Age-related vulnerability of nigral dopaminergic neurons to extracellular Zn²⁺ influx via GluR2-lacking AMPA receptor activation

Abstract

On the basis of the evidence that extracellular Zn²⁺ influx induced with AMPA causes Parkinson's syndrome in rats that apomorphine-induced movement disorder emerges, here we used a low dose of AMPA, which does not increase intracellular Zn²⁺ level in the substantia nigra pars compacta (SNpc) of young adult rats, and tested whether intracellular Zn²⁺ dysregulation induced with AMPA is accelerated in the SNpc of aged rats, resulting in age-related vulnerability toParkinson's syndrome.

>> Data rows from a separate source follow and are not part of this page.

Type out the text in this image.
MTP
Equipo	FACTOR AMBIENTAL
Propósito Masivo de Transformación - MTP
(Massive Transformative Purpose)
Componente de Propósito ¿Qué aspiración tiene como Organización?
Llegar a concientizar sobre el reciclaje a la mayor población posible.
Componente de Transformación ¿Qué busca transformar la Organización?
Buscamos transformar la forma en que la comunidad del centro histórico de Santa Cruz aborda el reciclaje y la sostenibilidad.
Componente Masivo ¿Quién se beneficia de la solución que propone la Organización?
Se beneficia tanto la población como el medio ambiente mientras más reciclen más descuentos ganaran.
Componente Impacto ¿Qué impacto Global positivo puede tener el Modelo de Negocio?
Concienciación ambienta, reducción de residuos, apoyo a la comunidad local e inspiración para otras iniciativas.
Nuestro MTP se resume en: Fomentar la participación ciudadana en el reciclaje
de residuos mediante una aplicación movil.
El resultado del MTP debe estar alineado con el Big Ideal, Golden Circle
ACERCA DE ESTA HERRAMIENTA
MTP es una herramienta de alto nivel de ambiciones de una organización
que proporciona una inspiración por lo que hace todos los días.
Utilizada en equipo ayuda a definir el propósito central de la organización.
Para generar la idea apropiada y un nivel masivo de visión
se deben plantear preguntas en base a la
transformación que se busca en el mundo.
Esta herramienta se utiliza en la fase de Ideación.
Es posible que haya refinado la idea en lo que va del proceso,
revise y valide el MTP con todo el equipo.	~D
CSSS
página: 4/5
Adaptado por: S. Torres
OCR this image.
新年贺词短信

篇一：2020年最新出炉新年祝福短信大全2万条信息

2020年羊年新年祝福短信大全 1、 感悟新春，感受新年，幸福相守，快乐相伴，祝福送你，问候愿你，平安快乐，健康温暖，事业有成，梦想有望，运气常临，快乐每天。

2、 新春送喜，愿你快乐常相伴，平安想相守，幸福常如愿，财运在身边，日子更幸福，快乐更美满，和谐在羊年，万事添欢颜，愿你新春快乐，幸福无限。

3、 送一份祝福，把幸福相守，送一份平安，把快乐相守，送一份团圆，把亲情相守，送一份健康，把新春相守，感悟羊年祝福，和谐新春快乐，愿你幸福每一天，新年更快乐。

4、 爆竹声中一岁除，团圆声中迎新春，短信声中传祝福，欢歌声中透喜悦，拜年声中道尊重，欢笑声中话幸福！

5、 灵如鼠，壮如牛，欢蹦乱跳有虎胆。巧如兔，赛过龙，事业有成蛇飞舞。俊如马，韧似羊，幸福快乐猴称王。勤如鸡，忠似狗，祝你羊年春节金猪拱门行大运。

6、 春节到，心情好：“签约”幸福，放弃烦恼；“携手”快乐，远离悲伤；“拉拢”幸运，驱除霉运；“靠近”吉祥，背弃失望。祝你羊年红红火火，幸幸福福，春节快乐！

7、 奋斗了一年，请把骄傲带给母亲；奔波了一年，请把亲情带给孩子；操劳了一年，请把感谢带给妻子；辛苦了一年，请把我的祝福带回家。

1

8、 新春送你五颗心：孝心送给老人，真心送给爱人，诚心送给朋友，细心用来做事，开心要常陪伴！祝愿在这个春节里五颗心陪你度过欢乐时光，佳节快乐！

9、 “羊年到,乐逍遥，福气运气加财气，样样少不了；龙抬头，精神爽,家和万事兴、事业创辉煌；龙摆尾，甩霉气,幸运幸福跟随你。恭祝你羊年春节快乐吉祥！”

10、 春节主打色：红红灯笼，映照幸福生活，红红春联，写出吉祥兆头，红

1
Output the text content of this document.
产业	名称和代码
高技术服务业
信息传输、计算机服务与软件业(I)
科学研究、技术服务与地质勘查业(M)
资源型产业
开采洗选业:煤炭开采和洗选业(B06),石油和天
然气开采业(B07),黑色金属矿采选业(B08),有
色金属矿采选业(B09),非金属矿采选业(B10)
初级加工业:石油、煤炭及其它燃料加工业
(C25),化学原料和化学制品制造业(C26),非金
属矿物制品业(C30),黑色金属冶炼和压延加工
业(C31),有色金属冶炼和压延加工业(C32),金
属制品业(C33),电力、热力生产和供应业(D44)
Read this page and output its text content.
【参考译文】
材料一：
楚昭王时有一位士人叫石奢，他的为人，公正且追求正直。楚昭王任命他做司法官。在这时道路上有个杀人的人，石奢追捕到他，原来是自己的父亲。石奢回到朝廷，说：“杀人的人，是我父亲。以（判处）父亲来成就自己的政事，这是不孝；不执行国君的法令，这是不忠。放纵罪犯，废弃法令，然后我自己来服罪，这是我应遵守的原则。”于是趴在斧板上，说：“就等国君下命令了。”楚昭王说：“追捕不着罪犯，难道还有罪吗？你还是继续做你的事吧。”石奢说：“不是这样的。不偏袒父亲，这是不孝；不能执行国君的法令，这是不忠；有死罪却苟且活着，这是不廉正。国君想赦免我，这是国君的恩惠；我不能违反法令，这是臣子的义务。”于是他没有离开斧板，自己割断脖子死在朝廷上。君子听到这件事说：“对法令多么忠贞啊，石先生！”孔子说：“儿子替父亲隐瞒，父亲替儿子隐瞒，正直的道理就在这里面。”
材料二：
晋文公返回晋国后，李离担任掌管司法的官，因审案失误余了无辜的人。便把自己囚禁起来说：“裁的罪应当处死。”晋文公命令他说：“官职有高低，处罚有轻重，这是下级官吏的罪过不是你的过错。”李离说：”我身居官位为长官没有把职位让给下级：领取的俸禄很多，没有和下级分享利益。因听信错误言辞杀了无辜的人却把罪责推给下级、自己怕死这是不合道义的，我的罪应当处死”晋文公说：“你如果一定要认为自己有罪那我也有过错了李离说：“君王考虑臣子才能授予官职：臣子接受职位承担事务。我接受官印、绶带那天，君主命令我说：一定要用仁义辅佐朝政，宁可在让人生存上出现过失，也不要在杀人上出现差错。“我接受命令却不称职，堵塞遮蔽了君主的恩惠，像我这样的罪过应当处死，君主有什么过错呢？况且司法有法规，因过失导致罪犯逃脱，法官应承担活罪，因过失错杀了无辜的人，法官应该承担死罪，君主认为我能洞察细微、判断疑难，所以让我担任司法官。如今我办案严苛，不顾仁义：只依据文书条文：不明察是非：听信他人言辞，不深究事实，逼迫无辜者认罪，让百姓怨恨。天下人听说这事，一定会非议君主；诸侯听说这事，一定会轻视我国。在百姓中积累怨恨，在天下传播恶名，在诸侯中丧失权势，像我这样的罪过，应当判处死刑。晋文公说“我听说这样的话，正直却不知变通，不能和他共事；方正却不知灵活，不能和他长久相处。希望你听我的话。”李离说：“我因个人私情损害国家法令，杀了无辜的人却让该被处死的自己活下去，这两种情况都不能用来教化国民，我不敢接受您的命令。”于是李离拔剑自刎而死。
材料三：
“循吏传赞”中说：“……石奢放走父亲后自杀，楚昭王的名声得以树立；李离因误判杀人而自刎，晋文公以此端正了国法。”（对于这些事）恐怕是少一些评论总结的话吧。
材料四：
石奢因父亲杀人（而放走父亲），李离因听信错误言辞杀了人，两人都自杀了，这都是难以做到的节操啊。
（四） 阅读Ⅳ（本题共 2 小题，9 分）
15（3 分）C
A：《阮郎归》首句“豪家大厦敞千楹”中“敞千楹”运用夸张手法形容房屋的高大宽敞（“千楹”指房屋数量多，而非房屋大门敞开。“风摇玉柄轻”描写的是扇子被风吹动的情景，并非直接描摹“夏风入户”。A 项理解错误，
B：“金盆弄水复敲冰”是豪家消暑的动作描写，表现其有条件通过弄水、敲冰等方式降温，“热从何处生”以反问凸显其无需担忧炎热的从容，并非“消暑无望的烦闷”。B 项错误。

When AMPA (1 mM) was injected at the rate of 0.05 μl/min for 20 min into the SNpc, intracellular Zn²⁺ level was increased in the SNpc of aged rats followed by increase in turning behavior in response to apomorphine and nigral dopaminergic degeneration. In contrast, young adult rats do not show movement disorder and nigral dopaminergic degeneration, in addition to no increase in intracellular Zn²⁺. The present study indicates that intracellular Zn²⁺ dysregulation, which is induced by GluR2-lacking AMPA receptor activation, is accelerated in the SNpc of aged rats after exposure to AMPA, but not after exposure to NMDA, resulting in age-related vulnerability to Parkinson's syndrome.